En tant qu’artiste autochtone, Carl n’apprécie pas d’être catalogué comme un disciple de son contemporain ojibwe Norval Morrisseau (1931-2007), qui, grâce à son école de Woodland, a placé l’art et les artistes autochtones au premier plan du paysage culturel canadien. Parmi les autres membres de l’école de Woodland, citons Daphne Odjig (1919-2016), Carl Ray (1943-1978), Joshim Kakegamic (1952-1993), Roy Thomas (1949-2004) et Blake Debassige (1956-2022). La popularité de leurs œuvres crée des attentes chez les adeptes de l’art autochtone, qui en viennent à croire que cet art est, et doit être, l’expression picturale des enseignements culturels présentés à la manière de Morrisseau.
Bien que Carl respecte le style de l’école de Woodland, il ne pense pas qu’elle lui donne la latitude créative nécessaire pour explorer sa voix naissante. À la place, comme l’a fait Fritz Scholder, il se tourne vers les modalités contemporaines du pop art, tels que les « combines » de Robert Rauschenberg (1925-2008), les œuvres en techniques mixtes de Jasper Johns (né en 1930) et les procédés de sérigraphie popularisés par Andy Warhol (1928-1987). Il est particulièrement attiré par les œuvres basées sur le collage auxquelles il a été exposé pendant son éducation formelle. Dans son art, Carl commence à associer des objets trouvés avec de la peinture, des collages, de la prose et de la poésie pour produire des « champs d’images » richement stratifiés, engageant le public comme agent dynamique et actif dans le processus de création de sens.

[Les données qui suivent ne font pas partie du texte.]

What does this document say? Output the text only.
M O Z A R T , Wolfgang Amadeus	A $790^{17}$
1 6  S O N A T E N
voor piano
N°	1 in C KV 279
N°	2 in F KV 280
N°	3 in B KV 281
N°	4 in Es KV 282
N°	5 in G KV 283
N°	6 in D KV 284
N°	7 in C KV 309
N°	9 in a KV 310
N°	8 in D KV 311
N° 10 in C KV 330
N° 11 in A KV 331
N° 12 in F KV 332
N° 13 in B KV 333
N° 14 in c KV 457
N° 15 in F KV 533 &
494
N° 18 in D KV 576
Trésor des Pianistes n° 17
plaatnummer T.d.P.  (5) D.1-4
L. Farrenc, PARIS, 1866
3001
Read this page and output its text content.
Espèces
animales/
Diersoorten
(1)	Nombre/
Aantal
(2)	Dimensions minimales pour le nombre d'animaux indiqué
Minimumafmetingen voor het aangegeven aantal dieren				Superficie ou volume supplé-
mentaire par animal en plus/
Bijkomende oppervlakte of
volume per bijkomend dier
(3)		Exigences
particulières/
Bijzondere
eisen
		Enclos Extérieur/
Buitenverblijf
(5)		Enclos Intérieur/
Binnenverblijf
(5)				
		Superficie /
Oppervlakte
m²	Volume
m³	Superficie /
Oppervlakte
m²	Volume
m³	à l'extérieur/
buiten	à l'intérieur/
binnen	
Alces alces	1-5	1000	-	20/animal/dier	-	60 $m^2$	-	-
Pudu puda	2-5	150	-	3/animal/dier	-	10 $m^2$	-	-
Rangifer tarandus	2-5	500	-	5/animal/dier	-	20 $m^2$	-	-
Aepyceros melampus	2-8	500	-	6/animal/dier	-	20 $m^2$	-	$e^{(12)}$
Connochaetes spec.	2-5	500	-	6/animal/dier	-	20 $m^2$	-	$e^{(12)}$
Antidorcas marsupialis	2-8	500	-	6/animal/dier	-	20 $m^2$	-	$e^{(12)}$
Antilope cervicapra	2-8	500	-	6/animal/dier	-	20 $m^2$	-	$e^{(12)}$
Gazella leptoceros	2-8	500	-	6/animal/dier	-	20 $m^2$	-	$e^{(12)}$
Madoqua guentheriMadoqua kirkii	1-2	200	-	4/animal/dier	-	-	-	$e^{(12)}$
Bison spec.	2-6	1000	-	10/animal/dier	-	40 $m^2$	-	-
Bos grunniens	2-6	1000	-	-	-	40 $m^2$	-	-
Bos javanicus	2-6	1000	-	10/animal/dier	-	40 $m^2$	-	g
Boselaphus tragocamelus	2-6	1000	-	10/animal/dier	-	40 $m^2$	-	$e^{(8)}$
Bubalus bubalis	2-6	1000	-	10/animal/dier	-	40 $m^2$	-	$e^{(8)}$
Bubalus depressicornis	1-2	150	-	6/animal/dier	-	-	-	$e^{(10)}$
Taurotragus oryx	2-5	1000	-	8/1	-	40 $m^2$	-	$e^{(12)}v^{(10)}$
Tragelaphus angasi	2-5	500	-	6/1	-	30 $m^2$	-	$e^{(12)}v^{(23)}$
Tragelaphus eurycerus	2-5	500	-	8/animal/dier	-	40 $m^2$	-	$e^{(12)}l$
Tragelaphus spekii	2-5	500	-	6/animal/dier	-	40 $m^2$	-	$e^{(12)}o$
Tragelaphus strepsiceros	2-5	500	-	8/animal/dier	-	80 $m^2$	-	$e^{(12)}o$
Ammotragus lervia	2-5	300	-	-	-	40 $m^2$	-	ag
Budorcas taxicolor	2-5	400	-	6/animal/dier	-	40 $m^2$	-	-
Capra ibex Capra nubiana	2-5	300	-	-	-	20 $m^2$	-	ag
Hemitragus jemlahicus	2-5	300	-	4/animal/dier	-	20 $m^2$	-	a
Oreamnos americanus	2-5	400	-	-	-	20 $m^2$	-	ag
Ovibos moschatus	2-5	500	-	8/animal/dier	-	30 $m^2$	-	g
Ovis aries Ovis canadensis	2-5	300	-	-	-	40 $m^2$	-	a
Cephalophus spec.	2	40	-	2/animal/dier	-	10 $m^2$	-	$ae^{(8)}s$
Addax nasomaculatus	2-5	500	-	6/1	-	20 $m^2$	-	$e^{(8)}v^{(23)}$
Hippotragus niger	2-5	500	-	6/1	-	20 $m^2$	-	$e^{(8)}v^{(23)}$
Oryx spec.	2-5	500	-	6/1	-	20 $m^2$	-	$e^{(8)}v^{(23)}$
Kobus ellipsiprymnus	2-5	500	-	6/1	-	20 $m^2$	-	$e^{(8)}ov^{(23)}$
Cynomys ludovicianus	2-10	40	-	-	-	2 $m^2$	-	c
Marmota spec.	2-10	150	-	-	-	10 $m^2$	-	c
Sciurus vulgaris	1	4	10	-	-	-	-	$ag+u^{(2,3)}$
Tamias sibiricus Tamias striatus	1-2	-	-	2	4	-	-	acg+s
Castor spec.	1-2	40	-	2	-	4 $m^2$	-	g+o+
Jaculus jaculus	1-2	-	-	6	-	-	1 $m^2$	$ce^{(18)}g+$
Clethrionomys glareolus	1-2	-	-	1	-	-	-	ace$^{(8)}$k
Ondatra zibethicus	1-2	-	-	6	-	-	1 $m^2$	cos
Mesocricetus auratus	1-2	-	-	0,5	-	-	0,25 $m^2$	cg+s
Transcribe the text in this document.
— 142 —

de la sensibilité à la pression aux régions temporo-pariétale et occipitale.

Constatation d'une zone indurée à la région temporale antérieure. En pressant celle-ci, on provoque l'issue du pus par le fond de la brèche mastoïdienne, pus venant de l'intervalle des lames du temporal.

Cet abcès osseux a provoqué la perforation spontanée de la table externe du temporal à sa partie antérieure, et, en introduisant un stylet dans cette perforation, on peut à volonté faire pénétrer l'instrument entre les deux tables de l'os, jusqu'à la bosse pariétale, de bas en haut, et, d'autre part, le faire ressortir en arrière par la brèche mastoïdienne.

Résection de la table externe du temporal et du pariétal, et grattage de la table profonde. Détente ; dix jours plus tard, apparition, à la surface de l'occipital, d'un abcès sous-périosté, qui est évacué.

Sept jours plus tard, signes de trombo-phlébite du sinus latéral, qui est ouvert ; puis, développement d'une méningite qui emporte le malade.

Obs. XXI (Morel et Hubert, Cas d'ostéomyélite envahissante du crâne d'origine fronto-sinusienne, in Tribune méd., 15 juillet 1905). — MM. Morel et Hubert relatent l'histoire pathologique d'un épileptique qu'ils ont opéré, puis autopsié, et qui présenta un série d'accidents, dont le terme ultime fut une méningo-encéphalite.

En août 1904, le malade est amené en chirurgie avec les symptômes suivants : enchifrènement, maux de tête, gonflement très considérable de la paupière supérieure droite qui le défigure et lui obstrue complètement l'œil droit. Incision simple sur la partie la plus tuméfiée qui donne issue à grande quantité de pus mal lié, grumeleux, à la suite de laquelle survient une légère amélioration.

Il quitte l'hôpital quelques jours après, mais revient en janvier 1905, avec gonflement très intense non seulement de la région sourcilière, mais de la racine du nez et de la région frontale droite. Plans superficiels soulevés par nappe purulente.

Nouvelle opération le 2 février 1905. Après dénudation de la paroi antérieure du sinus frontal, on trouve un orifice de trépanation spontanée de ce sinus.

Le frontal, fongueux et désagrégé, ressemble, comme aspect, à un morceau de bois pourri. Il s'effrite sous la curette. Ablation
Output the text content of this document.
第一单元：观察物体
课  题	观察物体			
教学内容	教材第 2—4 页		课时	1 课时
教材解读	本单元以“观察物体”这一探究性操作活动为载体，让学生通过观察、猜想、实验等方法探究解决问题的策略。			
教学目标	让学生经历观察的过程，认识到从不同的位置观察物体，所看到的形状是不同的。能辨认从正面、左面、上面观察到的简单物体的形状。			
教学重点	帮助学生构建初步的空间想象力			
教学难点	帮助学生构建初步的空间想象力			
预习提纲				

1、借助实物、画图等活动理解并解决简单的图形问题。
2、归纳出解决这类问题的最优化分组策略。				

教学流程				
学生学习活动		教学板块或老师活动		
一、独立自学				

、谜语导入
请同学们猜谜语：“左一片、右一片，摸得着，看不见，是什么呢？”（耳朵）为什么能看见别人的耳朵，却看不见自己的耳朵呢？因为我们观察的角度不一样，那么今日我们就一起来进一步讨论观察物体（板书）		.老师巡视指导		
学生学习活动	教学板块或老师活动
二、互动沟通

Dans ses premières œuvres, telles que The Elders (Les anciens), 1978, une commande pour la Ojibwe Cultural Foundation, Carl travaille à partir de photographies de référence, rassemblant dans ce cas-ci des portraits, des paysages ainsi que des images d’un aigle en vol et appose même une plume d’aigle sur une toile peinte. Plus tard, il intègre du matériel photographique dans ses compositions en utilisant une technique de transfert de solvant inspirée des lithographies de Rauschenberg. Grâce au collage, Carl trouve un mode d’expression flexible qui correspond à son intérêt naissant pour la sémiotique, qu’il a explorée durant sa maîtrise en beaux-arts à l’Université de l’Alberta. La sémiotique l’aide à traiter les points de vue et les systèmes de connaissances contradictoires (et, selon lui, souvent ridicules) qui s’imposent à lui en tant qu’étudiant.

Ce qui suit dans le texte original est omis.